Scottish Daily Mail

I FEARED I WAS GOING TO LOSE MY SIGHT WHEN I WAS PM

- By Policy Editor

THE former Labour leader writes candidly in his memoirs about his struggle with his sight since going blind in one eye as a young man. Mr Brown reveals he feared he was going completely blind after his remaining vision seriously deteriorat­ed while he was prime minister. He said that when he woke up one day in September 2009 his vision was so blurred that he knew something was very wrong. His problems had begun decades earlier when he lost the sight in his left eye and suffered a loss of vision in his right eye, despite four major operations, after a kick to his head during a school rugby match. He struggled on with his limited vision, but then there came a moment in Downing Street when he wondered if he might lose his sight altogether. For a week he had attended to his Cabinet business, speech-writing and attending meetings without being able to see properly. He did not tell colleagues that anything was wrong.

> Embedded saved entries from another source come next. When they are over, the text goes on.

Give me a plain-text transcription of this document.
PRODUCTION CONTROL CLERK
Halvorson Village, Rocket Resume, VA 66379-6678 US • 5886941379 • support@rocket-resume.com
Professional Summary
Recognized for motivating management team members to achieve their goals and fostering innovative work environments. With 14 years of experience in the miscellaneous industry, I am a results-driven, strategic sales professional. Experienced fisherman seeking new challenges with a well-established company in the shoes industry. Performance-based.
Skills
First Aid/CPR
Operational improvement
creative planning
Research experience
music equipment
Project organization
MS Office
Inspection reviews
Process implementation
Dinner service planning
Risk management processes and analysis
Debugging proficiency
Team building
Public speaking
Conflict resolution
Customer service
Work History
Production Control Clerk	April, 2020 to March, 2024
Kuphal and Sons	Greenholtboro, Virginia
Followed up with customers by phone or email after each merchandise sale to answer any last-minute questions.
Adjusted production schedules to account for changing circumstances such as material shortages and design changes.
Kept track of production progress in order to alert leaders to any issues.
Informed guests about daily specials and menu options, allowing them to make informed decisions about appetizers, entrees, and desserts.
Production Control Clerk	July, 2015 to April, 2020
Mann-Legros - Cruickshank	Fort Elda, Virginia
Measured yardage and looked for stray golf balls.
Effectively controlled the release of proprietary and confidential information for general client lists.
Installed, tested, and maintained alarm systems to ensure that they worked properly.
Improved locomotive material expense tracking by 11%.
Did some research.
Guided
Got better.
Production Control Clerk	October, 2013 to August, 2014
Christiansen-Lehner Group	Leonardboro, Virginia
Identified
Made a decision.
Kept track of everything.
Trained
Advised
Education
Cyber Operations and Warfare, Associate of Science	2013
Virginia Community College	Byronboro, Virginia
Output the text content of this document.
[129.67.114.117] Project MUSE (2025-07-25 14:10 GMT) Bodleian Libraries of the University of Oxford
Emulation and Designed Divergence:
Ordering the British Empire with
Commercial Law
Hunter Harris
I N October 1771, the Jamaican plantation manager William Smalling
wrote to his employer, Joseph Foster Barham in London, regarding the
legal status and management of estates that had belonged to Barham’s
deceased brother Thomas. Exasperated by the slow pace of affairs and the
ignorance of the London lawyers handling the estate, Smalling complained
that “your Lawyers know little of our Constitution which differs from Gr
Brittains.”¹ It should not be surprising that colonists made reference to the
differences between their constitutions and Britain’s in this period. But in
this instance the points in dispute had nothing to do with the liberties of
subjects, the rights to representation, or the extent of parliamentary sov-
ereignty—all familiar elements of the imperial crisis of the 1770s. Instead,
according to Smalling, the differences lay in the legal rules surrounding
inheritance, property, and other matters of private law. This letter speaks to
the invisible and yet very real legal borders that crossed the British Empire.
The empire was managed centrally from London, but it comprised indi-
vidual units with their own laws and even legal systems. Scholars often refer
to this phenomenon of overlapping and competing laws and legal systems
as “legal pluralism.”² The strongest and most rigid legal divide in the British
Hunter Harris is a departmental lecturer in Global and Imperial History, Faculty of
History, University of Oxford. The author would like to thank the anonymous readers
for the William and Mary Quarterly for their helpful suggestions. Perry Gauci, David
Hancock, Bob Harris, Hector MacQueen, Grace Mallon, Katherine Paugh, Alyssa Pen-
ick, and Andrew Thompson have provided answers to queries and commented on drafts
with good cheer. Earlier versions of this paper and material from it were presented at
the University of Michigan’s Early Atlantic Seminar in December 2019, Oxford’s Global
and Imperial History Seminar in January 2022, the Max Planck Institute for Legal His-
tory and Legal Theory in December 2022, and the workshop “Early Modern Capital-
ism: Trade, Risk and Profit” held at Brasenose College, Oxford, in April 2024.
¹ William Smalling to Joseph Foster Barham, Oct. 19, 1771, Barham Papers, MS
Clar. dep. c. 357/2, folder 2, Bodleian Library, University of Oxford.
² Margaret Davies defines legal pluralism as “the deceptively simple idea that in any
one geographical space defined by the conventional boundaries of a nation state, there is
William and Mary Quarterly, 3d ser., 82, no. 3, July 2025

‘When I woke up in Downing Street one Monday in September, I knew something was very wrong,’ he said. ‘My vision was foggy.

‘That morning, I was to visit the City Academy in Hackney to speak about our education reform agenda. I kept the engagement, doing all I could to disguise the fact that I could see very little – discarding the prepared notes and speaking extempo- raneously. Straight afterwards, I was driven to the consulting room of a prominent surgeon at the Moorfields Eye Hospital in London.

‘To my shock, in examining my right eye, he discovered that the retina was torn in two places and said that an operation was urgently needed. He generously agreed to operate that Sunday.’

Mr Brown added: ‘I asked him on the way out if an old friend, Hector Chawla – whom I had last seen briefly on the day he retired as a surgeon – could be invited to give his opinion too.

‘I emailed Hector, who was in France, but he offered to come to the hospital that Sunday morning on his way back home. I was already prepared for surgery when he examined me and said he was convinced that the tears had not happened in the past few days. They were not new but long-standing.

‘His advice was blunt. There was no point in operating unless the sight deteriorat­ed further. Laser surgery in my case was more of a risk than it was worth. If my sight worsened, doctors would have to operate within the eye, as before – not with a laser. Both surgeons agreed that this was not the time to operate.’

He said: ‘I am grateful that the retina has held to this day and I feel lucky beyond words. Even if I felt fate had dealt me a hand I would not have chosen, my time in and out of hospital – and the fight for my eyesight – gave me a perspectiv­e that I still feel helps me to be more understand­ing of difficulti­es facing others in a far worse position than me.’